Around New England

Mass. Native, Killed In Ethiopian Plane Crash, Recalled As “Shining Star”; Was Ralph Nader’s Grandniece

March 22, 2019

24-year-old Samya Stumo, a Sheffield native and an alumna of the University of Massachusetts-Amherst, was one of 157 passengers killed in the Ethiopian Airlines crash of a Boeing 737 Max shortly after it took off from Addis Ababa airport in Ethiopia on March 15.

Stumo also graduated from Mount Everett Regional High School in Sheffield when she was just 16.

According to the Berkshire Eagle Tribune, Stumo, a medical anthropologist working for ThinkWell, a global health organization, was en route to Kenya and Uganda to “set up offices for a larger project to make health care more affordable” in the region when the crash occurred.

The Eagle Tribune writes that her parents, Michael Stumo and Nadia Milleron, described Stumo as “a fearless, radiant spirit who inspired others to live brightly and fully [who] cared most about treating all people and patients as human beings, particularly in the context of their culture, family, and individuality.”

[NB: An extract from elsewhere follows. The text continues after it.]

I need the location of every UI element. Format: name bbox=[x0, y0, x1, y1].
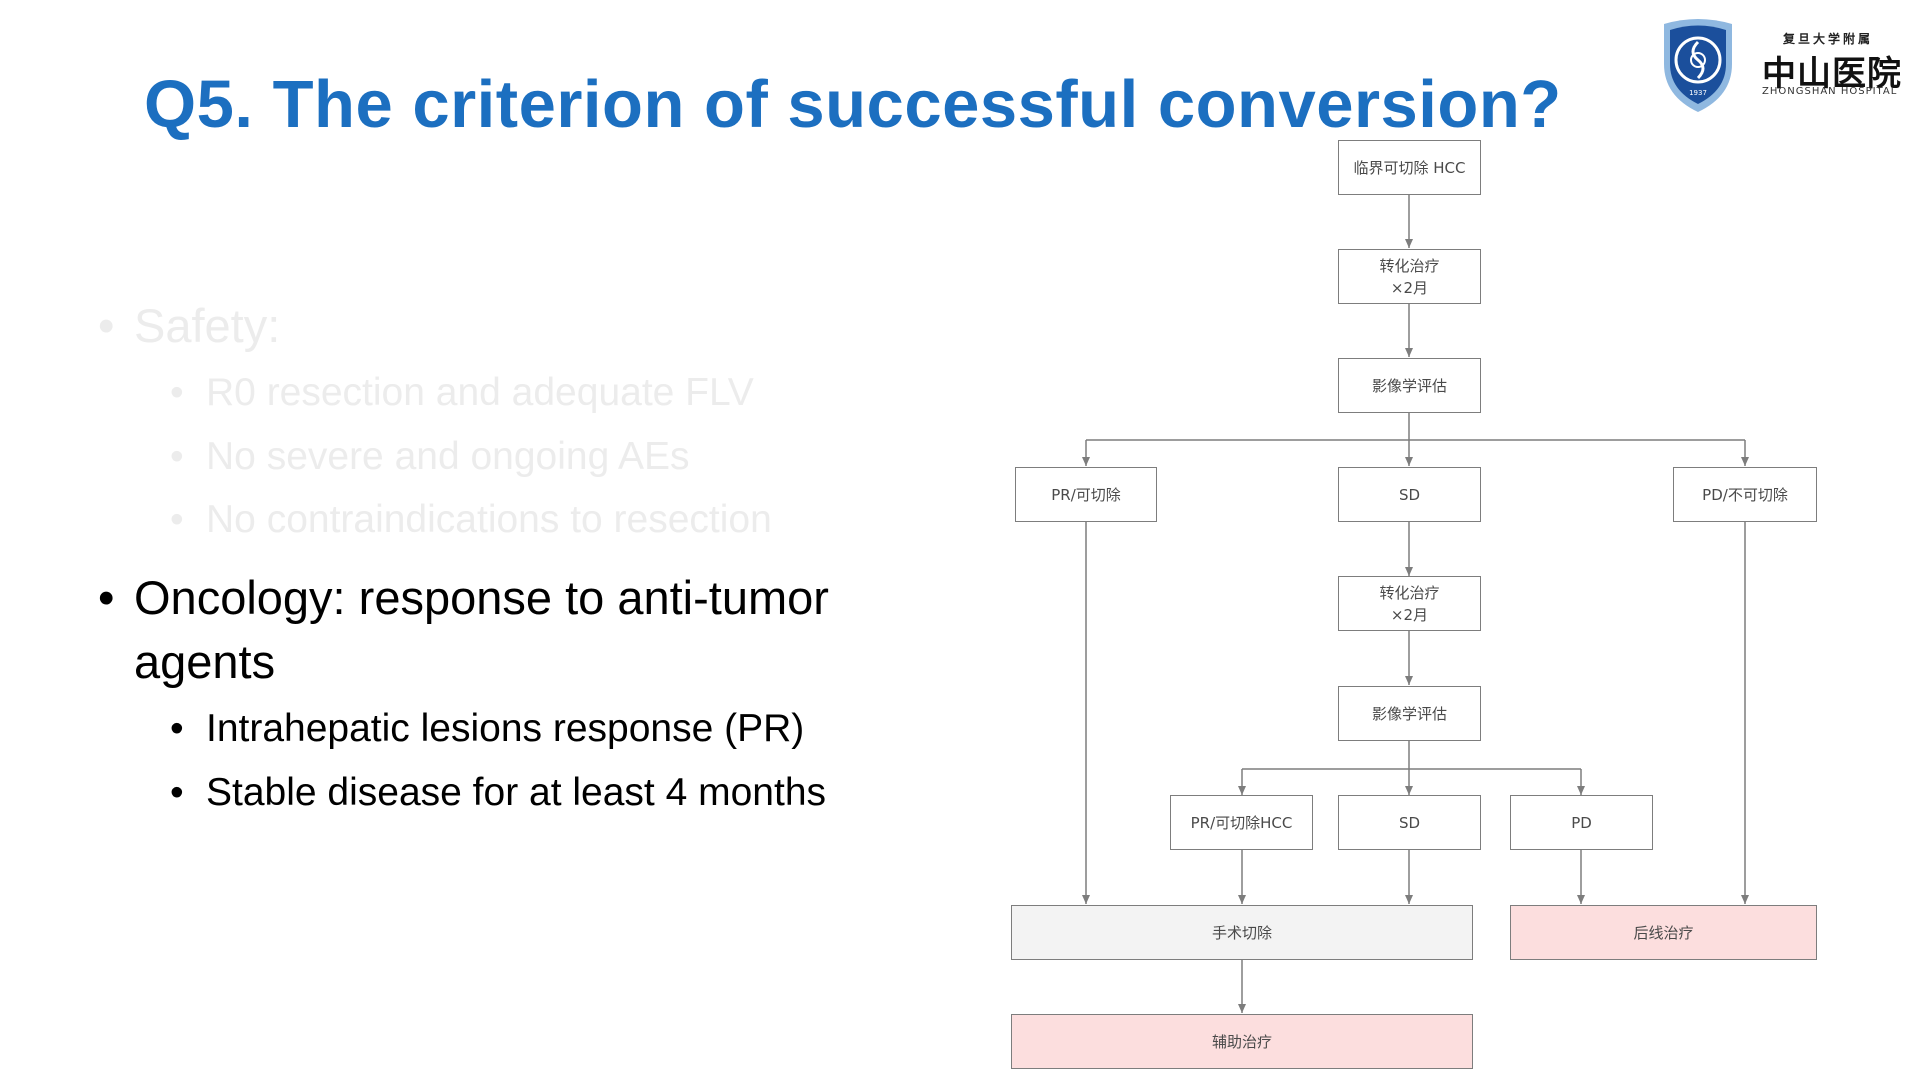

The paper also reported that a neighbor, Gail Mullen, who knew Stumo since her infancy, described her as a “shining star” and that Stumo’s anthropology professor at UMass-Amherst, Tom Leatherman, described her as “passionate […] joyful, kind, spirited, and fearless.”

Among her many accomplishments, Stumo also “received a master’s degree in global health from the University of Copenhagen, and went on to work as a consultant for the Barcelona Institute for Global Health, where she worked on a study to monitor viral hepatitis in more than 27 European countries,” the Eagle Tribune writes.

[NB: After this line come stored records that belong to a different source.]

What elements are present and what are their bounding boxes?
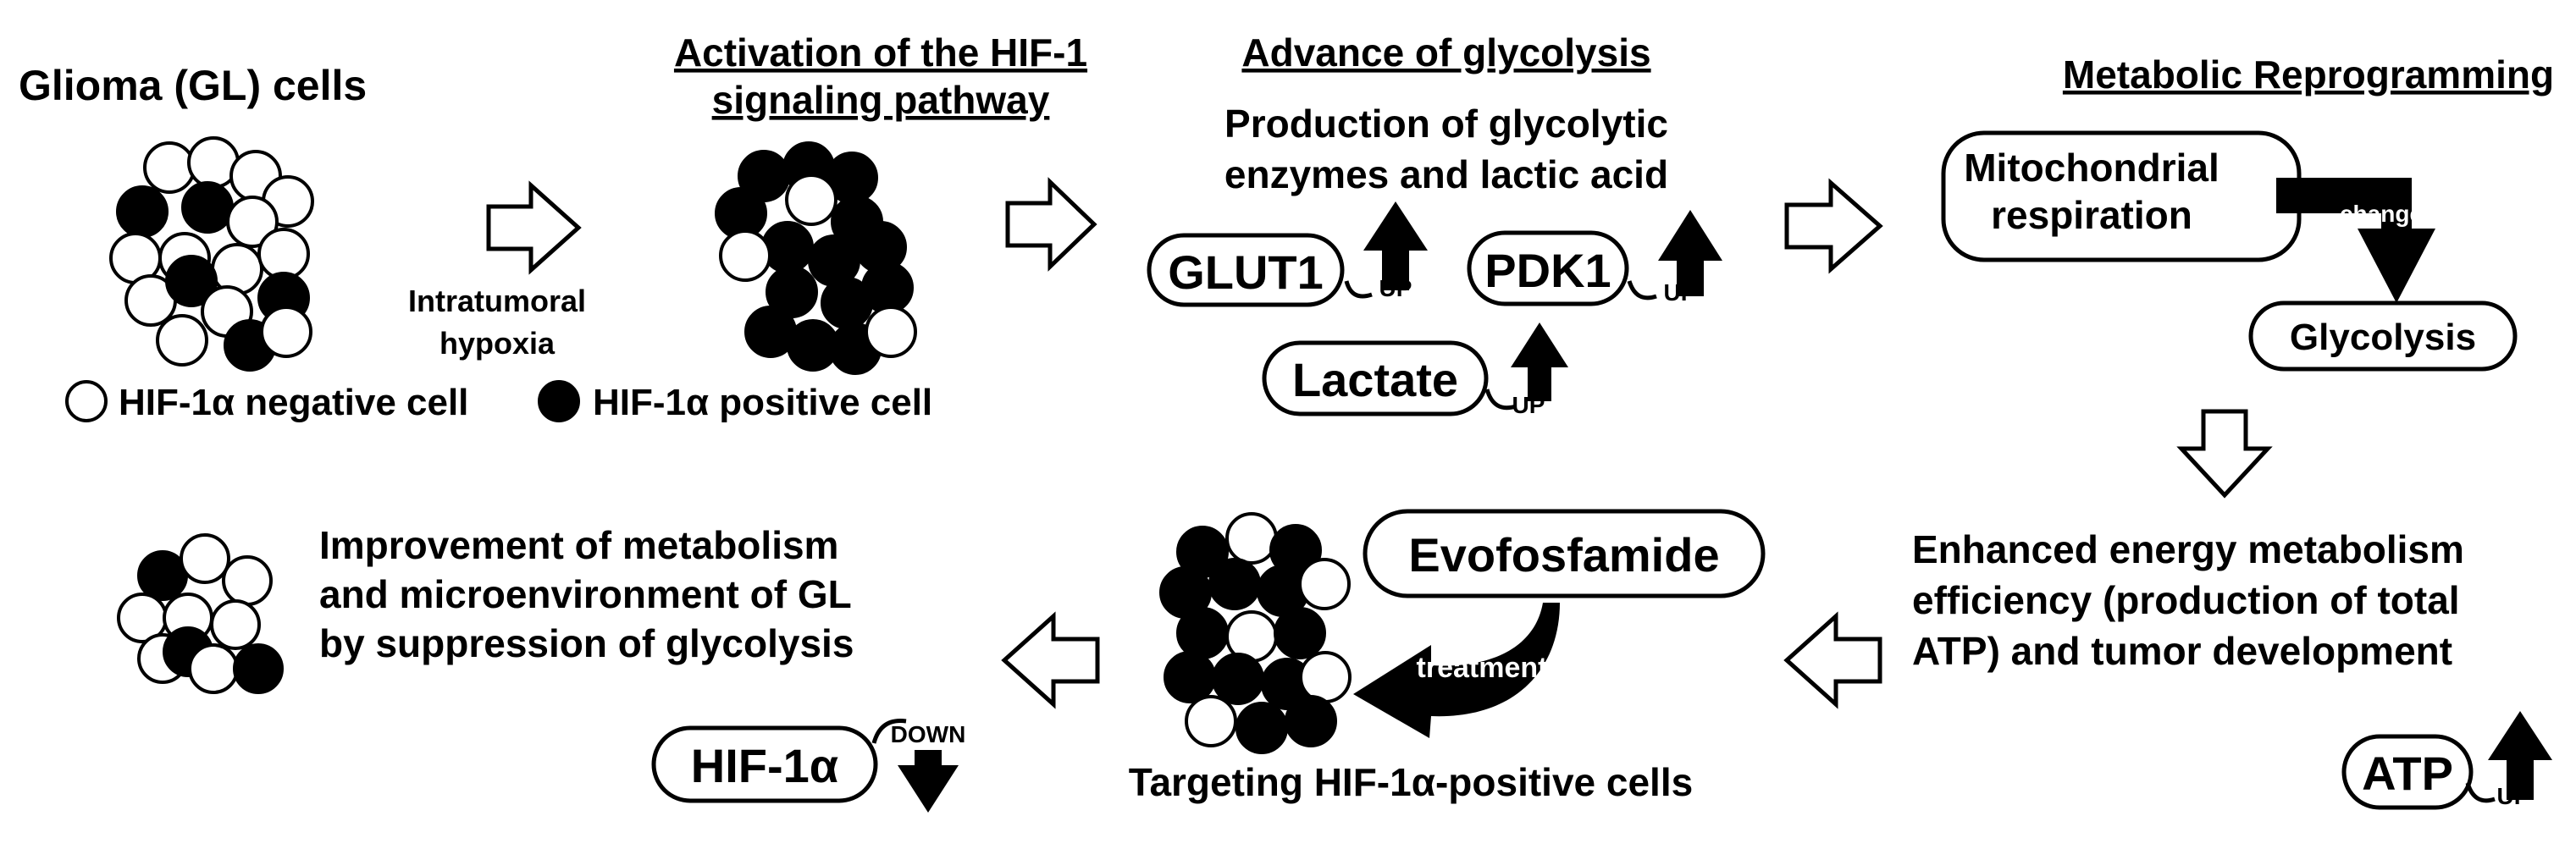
lactate-box — [1262, 340, 1489, 416]
glioma-cell-cluster — [109, 136, 314, 372]
hif1a-positive-cell — [861, 262, 914, 314]
hypoxia-label-line2: hypoxia — [439, 326, 556, 361]
hif1a-positive-cell — [1176, 607, 1229, 659]
hif1a-negative-cell — [210, 599, 261, 650]
production-line1: Production of glycolytic — [1224, 102, 1668, 146]
hif1a-negative-cell — [785, 174, 837, 226]
hif1a-negative-cell — [260, 306, 312, 358]
atp-label: ATP — [2362, 747, 2453, 800]
improvement-line3: by suppression of glycolysis — [319, 621, 854, 665]
pdk1-curve-icon — [1627, 280, 1657, 300]
hif1a-positive-cell — [181, 181, 234, 234]
glut1-up-arrow — [1363, 201, 1428, 290]
flow-arrow-right-1 — [486, 180, 582, 275]
improvement-line1: Improvement of metabolism — [319, 523, 838, 567]
hif1a-negative-cell — [257, 228, 310, 280]
hif1a-negative-cell — [719, 229, 771, 282]
flow-arrow-left-1 — [1783, 611, 1882, 709]
hif1a-negative-cell — [188, 643, 239, 694]
hif1a-positive-cell — [1164, 651, 1216, 703]
change-elbow-arrow — [2276, 178, 2435, 303]
pdk1-label: PDK1 — [1484, 244, 1611, 297]
hif1a-negative-cell — [1225, 512, 1278, 565]
glut1-curve-icon — [1344, 280, 1373, 299]
atp-box — [2341, 734, 2474, 810]
lactate-up-label: UP — [1512, 392, 1545, 418]
hif1a-label: HIF-1α — [691, 739, 838, 792]
mito-label-line1: Mitochondrial — [1964, 146, 2219, 190]
hif1a-box — [651, 725, 878, 803]
pdk1-up-label: UP — [1664, 279, 1697, 306]
treatment-label: treatment — [1417, 652, 1548, 684]
evofosfamide-label: Evofosfamide — [1408, 528, 1719, 582]
title-reprogramming: Metabolic Reprogramming — [2063, 52, 2554, 96]
flow-arrow-left-2 — [1001, 611, 1100, 709]
glut1-up-label: UP — [1379, 275, 1412, 301]
glycolysis-box — [2248, 300, 2518, 372]
energy-line1: Enhanced energy metabolism — [1912, 527, 2464, 571]
glycolysis-label: Glycolysis — [2290, 317, 2476, 358]
title-activation-line2: signaling pathway — [712, 78, 1050, 122]
hif1a-positive-cell — [1285, 695, 1337, 747]
atp-curve-icon — [2465, 782, 2496, 803]
hif1a-positive-cell — [1274, 607, 1326, 659]
hif1a-down-arrow — [898, 750, 959, 813]
hif1a-positive-cell — [233, 643, 284, 694]
activated-cell-cluster — [715, 141, 917, 375]
energy-line3: ATP) and tumor development — [1912, 629, 2452, 673]
hif1a-negative-cell — [1298, 558, 1351, 610]
mito-label-line2: respiration — [1991, 193, 2192, 237]
title-activation-line1: Activation of the HIF-1 — [674, 30, 1087, 74]
hypoxia-label-line1: Intratumoral — [408, 284, 586, 318]
hif1a-negative-cell — [226, 196, 279, 248]
lactate-label: Lactate — [1292, 353, 1458, 406]
hif1a-positive-cell — [1208, 558, 1261, 610]
flow-arrow-right-2 — [1005, 177, 1097, 272]
hif1a-curve-icon — [871, 719, 907, 744]
legend-negative-swatch — [65, 380, 108, 422]
hif1a-negative-cell — [1185, 695, 1237, 747]
hif1a-positive-cell — [116, 185, 169, 238]
hif1a-negative-cell — [156, 314, 208, 367]
hif1a-positive-cell — [761, 221, 814, 273]
hif1a-positive-cell — [1212, 653, 1264, 705]
hif1a-positive-cell — [1235, 702, 1288, 754]
hif1a-negative-cell — [865, 306, 917, 358]
glut1-label: GLUT1 — [1168, 245, 1324, 299]
glut1-box — [1147, 233, 1345, 307]
legend-negative-label: HIF-1α negative cell — [119, 382, 468, 423]
flow-arrow-down — [2176, 409, 2273, 499]
lactate-up-arrow — [1511, 323, 1568, 401]
atp-up-arrow — [2488, 711, 2552, 800]
hif1a-negative-cell — [180, 533, 230, 584]
change-label: change — [2340, 201, 2423, 227]
legend-positive-swatch — [538, 380, 580, 422]
atp-up-label: UP — [2497, 783, 2530, 809]
treatment-curved-arrow — [1353, 603, 1560, 738]
targeting-label: Targeting HIF-1α-positive cells — [1129, 760, 1693, 804]
hif1a-negative-cell — [1299, 651, 1352, 703]
pdk1-up-arrow — [1658, 210, 1722, 296]
title-glioma: Glioma (GL) cells — [19, 62, 367, 109]
pdk1-box — [1467, 230, 1629, 306]
legend-positive-label: HIF-1α positive cell — [593, 382, 932, 423]
lactate-curve-icon — [1484, 389, 1517, 411]
flow-arrow-right-3 — [1784, 178, 1883, 274]
hif1a-positive-cell — [137, 550, 188, 601]
improved-cell-cluster — [117, 533, 284, 694]
treated-cell-cluster — [1159, 512, 1352, 754]
improvement-line2: and microenvironment of GL — [319, 572, 852, 616]
hif1a-positive-cell — [165, 255, 218, 307]
hif1a-negative-cell — [222, 555, 273, 606]
hif1a-down-label: DOWN — [891, 721, 966, 747]
evofosfamide-box — [1363, 509, 1766, 598]
hif1a-negative-cell — [143, 141, 196, 194]
title-glycolysis-advance: Advance of glycolysis — [1241, 30, 1650, 74]
production-line2: enzymes and lactic acid — [1224, 152, 1668, 196]
energy-line2: efficiency (production of total — [1912, 578, 2460, 622]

Stumo’s great-uncle, the well-known activist, consumer advocate and former presidential candidate Ralph Nader, told the Eagle Tribune that he had had dinner with his grandniece shortly before her death. He also told the  Eagle Tribune he believes the blame for the crash may very well fall on the plane’s manufacturer — Boeing — as this is the second deadly crash of the company’s newly redesigned 737 Max in only two months.

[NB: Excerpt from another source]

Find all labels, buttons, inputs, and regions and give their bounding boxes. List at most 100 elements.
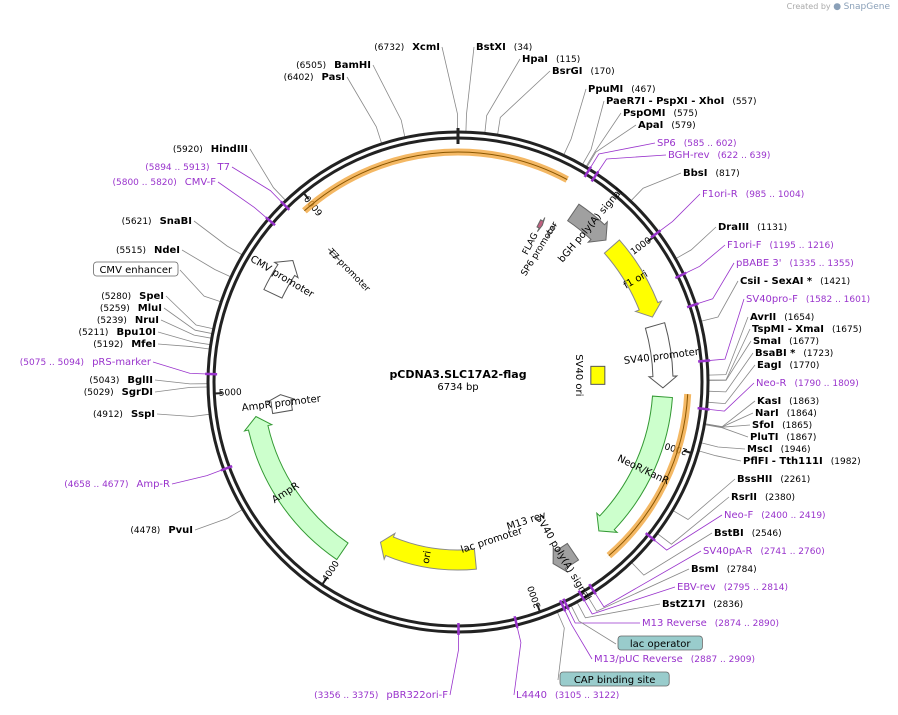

Reports from numerous sources suggest that, if there is a problem with the aircraft, it might be connected to the plane’s computer software systems that manage various safety features on the plane.

Nader warned the Eagle Tribune of a looming “Boeing software time bomb.” 

“‘This is criminal negligence at the least,’ he said of software-induced flight-control problems reported by pilots,” the Eagle Tribune writes.

The Federal Aviation Administration has grounded all Boeing 737 Max planes in the United States.

A celebration of Samya Stumo’s life will be held at her family’s farm in Sheffield on Saturday, March 23, at 1 PM, the Eagle Tribune reports.